Tweets in Space!
That's the plan for the National Geographic Channel, as part of its promotion for a TV show about the Search for Extraterrestrial Intelligence. Channel staff will gather up tweets sent to #chasingufos on June 29 and blast them into space via Puerto Rico's Arecibo Radio Telescope.
It's all part of an effort to get people to watch a TV program about something that happened 35 years ago. The event was the "Wow" signal, a 72-second transmission from space received way back in Year 1 of Star Wars movie releases (1977). Some lucky astronomer had his receiver trained to a certain frequency and got a big surprise when a very unusual signal turned up. (For the record, it was 6EQUJ5. SETI geeks will be familiar with this.)

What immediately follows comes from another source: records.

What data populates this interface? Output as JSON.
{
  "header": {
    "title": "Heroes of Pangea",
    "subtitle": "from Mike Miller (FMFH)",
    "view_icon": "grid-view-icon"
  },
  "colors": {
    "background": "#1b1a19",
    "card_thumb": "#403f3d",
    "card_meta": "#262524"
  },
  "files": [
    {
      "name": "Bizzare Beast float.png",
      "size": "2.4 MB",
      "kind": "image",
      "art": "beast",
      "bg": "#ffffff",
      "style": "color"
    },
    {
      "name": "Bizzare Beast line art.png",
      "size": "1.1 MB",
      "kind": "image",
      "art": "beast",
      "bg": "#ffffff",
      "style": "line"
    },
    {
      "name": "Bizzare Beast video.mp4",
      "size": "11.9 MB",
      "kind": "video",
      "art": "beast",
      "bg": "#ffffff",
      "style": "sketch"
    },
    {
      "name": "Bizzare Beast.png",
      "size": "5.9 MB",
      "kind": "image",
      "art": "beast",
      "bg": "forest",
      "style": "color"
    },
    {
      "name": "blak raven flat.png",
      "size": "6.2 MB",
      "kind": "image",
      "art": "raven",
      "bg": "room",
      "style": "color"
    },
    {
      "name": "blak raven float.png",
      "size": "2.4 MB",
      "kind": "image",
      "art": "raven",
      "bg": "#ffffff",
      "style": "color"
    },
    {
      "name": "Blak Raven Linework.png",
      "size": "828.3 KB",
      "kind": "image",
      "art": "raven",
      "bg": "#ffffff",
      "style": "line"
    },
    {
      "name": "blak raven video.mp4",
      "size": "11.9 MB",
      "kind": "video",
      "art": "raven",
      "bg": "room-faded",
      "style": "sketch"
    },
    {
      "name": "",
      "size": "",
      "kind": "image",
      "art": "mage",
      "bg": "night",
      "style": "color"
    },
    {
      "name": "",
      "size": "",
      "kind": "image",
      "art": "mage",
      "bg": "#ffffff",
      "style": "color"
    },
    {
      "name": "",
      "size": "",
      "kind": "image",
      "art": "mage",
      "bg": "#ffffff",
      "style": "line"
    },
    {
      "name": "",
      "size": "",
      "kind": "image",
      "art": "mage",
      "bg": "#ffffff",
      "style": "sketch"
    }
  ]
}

Anyway, back to TV, so this publicity stunt (and I am NOT being paid for this blog post) is to air on August 15, the day in 1977 when the Wow signal got noticed here on Earth. The tweets will enter space on the same day.
So, on to the unknowns: We don't know what the frequency meant (still don't), we don't know where it came from (the telescope that "saw" it isn't around anymore), and we don't know how to find it again. The whole thing could be just an interstellar belch. But it might not be. It just might be ET phoning home.
Through some serious number-crunching, scientists have narrowed to three the possible origin locations of the Wow signal, so they'll be blasting the tweets to all three, just in case.
The project managers insist that it's all about the crowd-sourcing, in that they promise to send out any and all tweets posted on that day and bearing that hashtag. This would be a far cry from the gold-disc standard of virtual noise that went out on the Voyager spacecraft because all of that material was chosen by closed committee.
The hope is that the sheer volume of noise created by the tweet blast will be enough for anyone who happens to be listening or otherwise hurtling within earshot an opportunity to sit up and take notice.